- Date: 14–19 August
- Edition: 2nd
- Surface: Hard
- Location: Grodzisk Mazowiecki, Poland

Champions

Singles
- Jesper de Jong

Doubles
- Théo Arribagé / Luca Sanchez
- ← 2022 · Kozerki Open · 2024 →

= 2023 Kozerki Open =

The 2023 Kozerki Open was a professional tennis tournament played on hard courts. It was the second edition of the tournament which was part of the 2023 ATP Challenger Tour.

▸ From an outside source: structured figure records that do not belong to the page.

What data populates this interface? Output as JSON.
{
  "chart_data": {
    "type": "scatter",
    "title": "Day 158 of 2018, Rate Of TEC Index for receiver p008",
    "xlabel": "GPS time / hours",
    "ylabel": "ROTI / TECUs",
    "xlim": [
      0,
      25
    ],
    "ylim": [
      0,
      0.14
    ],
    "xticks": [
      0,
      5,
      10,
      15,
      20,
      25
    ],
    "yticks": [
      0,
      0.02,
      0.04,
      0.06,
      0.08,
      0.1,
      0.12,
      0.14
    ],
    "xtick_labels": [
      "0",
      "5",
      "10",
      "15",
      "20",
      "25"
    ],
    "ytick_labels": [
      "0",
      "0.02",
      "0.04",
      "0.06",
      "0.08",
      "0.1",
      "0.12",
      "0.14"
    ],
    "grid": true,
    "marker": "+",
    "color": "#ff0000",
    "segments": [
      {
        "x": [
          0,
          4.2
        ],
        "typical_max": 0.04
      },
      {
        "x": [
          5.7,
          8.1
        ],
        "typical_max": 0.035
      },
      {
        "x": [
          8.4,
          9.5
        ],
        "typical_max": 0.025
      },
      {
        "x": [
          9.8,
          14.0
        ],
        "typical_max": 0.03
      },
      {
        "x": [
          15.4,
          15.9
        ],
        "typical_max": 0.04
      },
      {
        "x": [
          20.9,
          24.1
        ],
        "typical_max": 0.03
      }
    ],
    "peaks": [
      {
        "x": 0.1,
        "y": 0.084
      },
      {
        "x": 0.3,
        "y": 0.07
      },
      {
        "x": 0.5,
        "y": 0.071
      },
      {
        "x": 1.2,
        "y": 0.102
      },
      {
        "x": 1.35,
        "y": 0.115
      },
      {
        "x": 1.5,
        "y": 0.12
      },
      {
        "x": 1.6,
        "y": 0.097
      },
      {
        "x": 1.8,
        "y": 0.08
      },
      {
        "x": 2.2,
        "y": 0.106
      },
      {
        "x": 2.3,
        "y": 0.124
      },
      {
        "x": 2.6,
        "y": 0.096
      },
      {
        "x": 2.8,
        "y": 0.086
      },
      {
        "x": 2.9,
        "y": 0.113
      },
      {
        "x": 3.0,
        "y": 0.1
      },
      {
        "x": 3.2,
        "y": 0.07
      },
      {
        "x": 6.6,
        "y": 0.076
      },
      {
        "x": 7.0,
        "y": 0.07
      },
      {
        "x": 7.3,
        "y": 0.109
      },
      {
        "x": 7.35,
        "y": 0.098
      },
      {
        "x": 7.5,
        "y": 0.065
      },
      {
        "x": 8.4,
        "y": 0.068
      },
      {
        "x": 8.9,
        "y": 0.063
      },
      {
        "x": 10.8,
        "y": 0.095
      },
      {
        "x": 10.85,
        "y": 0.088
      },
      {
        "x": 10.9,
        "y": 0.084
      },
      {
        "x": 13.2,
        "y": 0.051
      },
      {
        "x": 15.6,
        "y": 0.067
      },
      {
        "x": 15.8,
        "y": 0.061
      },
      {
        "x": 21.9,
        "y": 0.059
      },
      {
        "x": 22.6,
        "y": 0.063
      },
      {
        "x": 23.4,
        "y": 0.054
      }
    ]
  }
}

It took place in Grodzisk Mazowiecki, Poland between 14 and 19 August 2023.

==Singles main-draw entrants==
===Seeds===

| Country | Player | Rank^{1} | Seed |
|---|---|---|---|
| CZE | Tomáš Macháč | 106 | 1 |
| BEL | Joris De Loore | 166 | 2 |
| CZE | Zdeněk Kolář | 169 | 3 |
| AUS | Marc Polmans | 173 | 4 |
| NED | Jesper de Jong | 178 | 5 |
| SWE | Elias Ymer | 179 | 6 |
| NED | Jelle Sels | 200 | 7 |
| POR | Frederico Ferreira Silva | 223 | 8 |

- ^{1} Rankings were as of 7 August 2023.

===Other entrants===
The following players received wildcards into the singles main draw:
- POL Tomasz Berkieta
- USA Dali Blanch
- POL Martyn Pawelski

The following players received entry into the singles main draw as alternates:
- GBR Charles Broom
- NOR Viktor Durasovic
- GER Peter Gojowczyk

The following players received entry from the qualifying draw:
- ROU Marius Copil
- CZE David Poljak
- AUS Akira Santillan
- COL Adrià Soriano Barrera
- CZE Jiří Veselý
- KAZ Denis Yevseyev

The following player received entry as a lucky loser:
- GRE Stefanos Sakellaridis

==Champions==
===Singles===

- NED Jesper de Jong def. LIB Benjamin Hassan 6–3, 6–3.

===Doubles===

- FRA Théo Arribagé / FRA Luca Sanchez def. IND Anirudh Chandrasekar / IND Vijay Sundar Prashanth 6–4, 6–4.